E. Upaya Pengembangan Kemampuan Bahasa Remaja dan Implikasinya Dalam Penyelenggaraan Pendidikan Kelas atau kelompok belajar terdiri dari siswa yang bervariasi bahasanya, baik kemampuannya maupun polanya. Menghadapi hal ini guru harus mengembangkan strategi belajar-mengajar bidang bahasa dengan memfokuskan pada potensi dan kemampuan anak. Pertama, anak perlu melakukan pengulangan (menceritakan kembali) pelajaran yang telah diberikan dengan kata dan bahasa yang disusun oleh murid-murid sendiri. Dengan cara ini senantiasa guru dapat melakukan identifikasi tentang pola dan tingkat kemampuan bahasa murid-muridnya. Kedua, berdasar hasil identifikasi itu guru melakukan pengembangan bahasa murid dengan menambahkan perbendaharaan bahasa lingkungan yang telah dipilih secara tepat dan benar oleh guru.
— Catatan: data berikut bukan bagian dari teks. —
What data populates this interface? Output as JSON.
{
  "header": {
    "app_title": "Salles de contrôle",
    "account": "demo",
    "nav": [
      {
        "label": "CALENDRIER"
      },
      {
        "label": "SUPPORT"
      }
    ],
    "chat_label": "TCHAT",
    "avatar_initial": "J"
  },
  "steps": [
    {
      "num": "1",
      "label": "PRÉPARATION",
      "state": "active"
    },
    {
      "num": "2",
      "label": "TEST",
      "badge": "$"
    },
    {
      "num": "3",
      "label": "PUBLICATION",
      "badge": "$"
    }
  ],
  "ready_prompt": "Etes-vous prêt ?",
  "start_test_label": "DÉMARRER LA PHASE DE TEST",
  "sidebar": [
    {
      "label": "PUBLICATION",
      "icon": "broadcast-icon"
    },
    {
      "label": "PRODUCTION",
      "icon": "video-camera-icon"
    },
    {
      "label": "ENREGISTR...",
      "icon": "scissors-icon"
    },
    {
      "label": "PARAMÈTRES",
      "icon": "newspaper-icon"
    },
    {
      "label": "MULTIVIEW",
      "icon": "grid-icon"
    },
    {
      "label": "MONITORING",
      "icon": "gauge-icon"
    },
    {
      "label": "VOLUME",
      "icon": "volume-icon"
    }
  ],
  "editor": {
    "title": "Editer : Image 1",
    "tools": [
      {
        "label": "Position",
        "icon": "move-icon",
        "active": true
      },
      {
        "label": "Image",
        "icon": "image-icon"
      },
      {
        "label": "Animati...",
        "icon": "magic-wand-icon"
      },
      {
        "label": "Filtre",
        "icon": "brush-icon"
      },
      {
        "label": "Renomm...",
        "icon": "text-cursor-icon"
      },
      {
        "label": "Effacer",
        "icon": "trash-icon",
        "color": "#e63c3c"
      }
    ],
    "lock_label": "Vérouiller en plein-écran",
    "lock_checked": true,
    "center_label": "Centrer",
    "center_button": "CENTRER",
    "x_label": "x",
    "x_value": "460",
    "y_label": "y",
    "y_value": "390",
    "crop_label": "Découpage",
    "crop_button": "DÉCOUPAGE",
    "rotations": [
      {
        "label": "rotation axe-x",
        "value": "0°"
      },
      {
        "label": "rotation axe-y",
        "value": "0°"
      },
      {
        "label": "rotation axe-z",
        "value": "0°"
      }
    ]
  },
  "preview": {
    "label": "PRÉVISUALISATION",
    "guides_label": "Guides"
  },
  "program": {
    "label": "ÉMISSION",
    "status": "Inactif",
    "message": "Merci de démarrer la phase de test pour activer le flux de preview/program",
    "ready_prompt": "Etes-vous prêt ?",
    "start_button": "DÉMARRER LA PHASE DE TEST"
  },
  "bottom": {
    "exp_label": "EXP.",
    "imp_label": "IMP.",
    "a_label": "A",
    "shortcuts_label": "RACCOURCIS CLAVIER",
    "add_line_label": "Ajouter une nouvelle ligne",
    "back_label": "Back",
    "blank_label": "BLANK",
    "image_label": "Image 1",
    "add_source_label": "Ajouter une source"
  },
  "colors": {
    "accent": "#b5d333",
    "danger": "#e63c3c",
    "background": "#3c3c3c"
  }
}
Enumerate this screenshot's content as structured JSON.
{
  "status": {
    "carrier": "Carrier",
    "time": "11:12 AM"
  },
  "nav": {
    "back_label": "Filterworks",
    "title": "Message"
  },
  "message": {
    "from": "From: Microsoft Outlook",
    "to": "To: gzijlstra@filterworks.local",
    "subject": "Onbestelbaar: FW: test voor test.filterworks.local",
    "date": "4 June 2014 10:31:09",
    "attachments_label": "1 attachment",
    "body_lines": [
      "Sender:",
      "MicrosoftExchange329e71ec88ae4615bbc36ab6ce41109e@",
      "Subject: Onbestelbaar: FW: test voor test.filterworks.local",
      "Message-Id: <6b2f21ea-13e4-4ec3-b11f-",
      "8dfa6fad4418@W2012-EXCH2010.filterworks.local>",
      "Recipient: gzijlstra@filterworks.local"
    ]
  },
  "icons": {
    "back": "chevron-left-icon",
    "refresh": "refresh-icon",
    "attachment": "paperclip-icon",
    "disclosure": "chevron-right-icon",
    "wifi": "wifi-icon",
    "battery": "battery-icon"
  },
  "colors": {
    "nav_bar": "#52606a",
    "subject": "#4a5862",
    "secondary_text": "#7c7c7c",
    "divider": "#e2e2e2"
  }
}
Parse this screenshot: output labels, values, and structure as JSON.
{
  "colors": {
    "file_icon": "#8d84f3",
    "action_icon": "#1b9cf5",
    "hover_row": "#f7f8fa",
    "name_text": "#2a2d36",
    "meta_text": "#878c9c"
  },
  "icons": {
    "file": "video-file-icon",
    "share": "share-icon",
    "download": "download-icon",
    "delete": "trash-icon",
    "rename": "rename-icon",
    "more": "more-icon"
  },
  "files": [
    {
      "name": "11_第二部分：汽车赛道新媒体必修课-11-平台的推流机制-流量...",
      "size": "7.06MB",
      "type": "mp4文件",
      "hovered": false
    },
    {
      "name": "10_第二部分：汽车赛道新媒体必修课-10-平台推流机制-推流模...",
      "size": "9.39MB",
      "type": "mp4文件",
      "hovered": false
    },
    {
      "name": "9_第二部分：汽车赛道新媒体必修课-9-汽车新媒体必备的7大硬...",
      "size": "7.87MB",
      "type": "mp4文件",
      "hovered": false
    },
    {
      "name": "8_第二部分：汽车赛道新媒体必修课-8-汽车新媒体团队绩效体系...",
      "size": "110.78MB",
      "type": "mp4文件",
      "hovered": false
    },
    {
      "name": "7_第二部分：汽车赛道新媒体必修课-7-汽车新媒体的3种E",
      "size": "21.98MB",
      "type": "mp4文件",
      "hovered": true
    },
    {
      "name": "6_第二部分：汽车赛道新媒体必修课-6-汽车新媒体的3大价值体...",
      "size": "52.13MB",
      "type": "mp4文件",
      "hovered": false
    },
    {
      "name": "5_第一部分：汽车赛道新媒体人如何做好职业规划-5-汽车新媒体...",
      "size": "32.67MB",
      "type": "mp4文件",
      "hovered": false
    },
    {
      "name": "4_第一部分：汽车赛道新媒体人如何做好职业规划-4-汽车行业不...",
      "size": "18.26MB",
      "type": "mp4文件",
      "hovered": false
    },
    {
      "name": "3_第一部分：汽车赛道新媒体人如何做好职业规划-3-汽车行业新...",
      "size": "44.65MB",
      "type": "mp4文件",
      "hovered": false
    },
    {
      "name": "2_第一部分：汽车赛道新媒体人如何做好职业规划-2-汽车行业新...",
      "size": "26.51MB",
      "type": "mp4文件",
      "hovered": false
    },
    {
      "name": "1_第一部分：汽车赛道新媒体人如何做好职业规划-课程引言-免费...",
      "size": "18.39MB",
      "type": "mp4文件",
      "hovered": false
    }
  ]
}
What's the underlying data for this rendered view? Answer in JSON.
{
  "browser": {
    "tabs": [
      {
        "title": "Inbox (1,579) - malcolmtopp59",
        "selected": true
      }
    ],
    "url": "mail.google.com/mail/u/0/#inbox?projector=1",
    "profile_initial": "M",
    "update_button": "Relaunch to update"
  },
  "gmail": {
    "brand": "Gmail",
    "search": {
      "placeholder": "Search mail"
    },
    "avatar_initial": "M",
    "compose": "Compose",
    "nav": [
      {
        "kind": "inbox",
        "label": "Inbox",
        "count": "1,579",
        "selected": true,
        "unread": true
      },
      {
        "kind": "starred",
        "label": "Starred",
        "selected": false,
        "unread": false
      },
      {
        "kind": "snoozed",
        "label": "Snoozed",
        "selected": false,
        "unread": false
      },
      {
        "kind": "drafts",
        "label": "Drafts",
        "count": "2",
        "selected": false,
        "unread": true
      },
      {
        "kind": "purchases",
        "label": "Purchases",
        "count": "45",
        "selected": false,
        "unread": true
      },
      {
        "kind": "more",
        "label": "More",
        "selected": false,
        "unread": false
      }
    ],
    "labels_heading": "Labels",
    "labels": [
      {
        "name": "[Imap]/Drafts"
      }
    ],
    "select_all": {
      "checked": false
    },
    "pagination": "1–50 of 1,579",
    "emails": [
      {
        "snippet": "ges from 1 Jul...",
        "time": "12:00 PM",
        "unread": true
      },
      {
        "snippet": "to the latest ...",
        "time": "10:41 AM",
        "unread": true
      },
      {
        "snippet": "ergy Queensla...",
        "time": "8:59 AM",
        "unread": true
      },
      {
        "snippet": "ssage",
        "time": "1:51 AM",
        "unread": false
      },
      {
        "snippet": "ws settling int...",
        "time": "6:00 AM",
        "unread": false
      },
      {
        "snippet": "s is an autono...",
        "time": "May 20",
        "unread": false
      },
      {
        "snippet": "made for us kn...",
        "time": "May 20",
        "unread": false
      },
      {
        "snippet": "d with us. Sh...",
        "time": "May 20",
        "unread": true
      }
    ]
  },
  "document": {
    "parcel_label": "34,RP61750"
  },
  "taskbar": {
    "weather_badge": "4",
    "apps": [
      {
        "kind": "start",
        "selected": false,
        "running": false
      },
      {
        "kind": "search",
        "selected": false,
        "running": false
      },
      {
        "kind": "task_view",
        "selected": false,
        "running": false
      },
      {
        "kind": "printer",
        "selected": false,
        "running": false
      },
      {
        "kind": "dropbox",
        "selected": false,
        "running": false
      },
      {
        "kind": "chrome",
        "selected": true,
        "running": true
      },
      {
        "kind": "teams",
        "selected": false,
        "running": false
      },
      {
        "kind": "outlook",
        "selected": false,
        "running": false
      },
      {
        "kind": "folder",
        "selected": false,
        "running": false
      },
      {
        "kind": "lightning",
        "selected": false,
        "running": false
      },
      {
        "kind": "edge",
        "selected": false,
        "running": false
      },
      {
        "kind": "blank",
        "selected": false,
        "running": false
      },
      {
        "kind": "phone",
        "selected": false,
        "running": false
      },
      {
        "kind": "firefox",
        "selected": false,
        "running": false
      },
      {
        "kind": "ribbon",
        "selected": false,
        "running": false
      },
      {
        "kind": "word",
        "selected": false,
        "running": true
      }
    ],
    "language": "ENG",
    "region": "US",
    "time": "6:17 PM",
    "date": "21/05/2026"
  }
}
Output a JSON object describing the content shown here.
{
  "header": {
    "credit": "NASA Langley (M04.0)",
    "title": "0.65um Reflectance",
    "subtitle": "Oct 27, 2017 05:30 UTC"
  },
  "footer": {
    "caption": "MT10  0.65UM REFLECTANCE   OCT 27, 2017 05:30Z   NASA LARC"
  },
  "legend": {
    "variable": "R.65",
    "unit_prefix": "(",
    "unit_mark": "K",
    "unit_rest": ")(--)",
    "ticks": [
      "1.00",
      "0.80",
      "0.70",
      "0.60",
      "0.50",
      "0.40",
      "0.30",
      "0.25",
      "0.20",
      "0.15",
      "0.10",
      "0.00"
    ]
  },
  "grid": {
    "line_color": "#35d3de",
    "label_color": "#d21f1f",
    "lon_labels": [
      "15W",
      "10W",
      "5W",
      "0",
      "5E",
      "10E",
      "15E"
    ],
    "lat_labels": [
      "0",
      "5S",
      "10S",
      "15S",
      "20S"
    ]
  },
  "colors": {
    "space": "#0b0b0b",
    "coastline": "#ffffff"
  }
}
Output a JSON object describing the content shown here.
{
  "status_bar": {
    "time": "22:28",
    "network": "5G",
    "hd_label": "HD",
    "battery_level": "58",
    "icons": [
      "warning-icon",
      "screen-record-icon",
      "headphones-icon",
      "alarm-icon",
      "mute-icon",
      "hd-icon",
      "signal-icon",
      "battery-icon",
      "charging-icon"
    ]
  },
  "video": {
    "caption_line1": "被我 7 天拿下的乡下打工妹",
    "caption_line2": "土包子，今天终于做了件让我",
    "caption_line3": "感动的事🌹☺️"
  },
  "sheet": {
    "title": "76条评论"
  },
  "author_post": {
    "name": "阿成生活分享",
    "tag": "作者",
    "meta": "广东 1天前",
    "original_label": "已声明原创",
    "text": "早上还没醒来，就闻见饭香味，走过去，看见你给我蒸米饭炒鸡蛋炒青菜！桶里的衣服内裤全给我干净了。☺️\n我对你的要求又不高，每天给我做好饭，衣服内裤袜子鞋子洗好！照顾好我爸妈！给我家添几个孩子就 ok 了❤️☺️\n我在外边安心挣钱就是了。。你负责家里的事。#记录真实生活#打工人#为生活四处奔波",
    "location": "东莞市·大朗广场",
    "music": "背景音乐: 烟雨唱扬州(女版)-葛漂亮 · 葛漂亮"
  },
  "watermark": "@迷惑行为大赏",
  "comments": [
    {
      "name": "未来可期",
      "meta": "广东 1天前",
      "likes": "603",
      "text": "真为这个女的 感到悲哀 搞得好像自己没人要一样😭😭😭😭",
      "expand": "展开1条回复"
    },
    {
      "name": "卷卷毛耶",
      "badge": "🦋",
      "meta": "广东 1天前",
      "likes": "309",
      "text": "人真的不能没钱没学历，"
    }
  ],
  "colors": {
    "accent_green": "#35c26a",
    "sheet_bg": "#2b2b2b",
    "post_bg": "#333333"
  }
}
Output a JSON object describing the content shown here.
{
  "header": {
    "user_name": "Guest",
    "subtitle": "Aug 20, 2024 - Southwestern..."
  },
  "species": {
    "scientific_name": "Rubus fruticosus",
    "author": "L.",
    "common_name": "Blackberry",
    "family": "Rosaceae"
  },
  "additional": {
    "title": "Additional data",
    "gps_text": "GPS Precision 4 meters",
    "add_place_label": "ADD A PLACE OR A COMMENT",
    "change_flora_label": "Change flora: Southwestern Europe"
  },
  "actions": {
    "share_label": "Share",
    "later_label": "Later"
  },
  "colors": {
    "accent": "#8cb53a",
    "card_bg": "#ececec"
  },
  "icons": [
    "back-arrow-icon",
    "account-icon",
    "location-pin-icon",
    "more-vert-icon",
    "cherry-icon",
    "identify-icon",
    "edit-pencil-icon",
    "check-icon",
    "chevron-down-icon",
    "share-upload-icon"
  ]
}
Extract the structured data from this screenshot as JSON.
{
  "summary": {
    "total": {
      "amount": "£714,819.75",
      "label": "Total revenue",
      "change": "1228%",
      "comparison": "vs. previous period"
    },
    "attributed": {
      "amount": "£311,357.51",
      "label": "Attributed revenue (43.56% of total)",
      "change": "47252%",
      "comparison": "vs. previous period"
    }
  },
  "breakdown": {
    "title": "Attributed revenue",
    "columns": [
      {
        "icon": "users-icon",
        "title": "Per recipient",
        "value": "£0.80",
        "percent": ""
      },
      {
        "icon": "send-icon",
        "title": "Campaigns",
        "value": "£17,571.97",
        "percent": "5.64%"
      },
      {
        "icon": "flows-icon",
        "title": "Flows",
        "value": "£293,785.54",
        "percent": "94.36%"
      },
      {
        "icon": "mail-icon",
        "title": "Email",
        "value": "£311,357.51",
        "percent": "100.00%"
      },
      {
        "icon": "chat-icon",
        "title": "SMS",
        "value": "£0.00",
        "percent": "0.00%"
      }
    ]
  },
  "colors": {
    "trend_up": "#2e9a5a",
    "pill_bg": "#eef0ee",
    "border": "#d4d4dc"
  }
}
Cerita murid tentang isi pelajaran yang telah dipercaya itu diperluas untuk langkah-langkah selanjutnya, sehingga para murid mampu menyusun cerita lebih komprehensif tentang isi bacaan yang telah dipelajari dengan menggunakan pola bahasa mereka sendiri. Perkembangan bahasa yang menggunakan model pengekspresian secara mandiri, baik lisan maupun tertulis, dengan mendasarkan pada bahan bacaan akan lebih mengembangkan kemampuan bahasa anak membentuk pola bahasa masing-masing. Dalam penggunaan model ini guru harus banyak memberikan rangsangan dan koreksi dalam bentuk diskusi atau komunikasi bebas. Dalam pada itu sarana perkembangan bahasa seperti buku-buku, surat kabar, majalah, dan lain-lainnya hendaknya disediakan di sekolah maupun dirumah.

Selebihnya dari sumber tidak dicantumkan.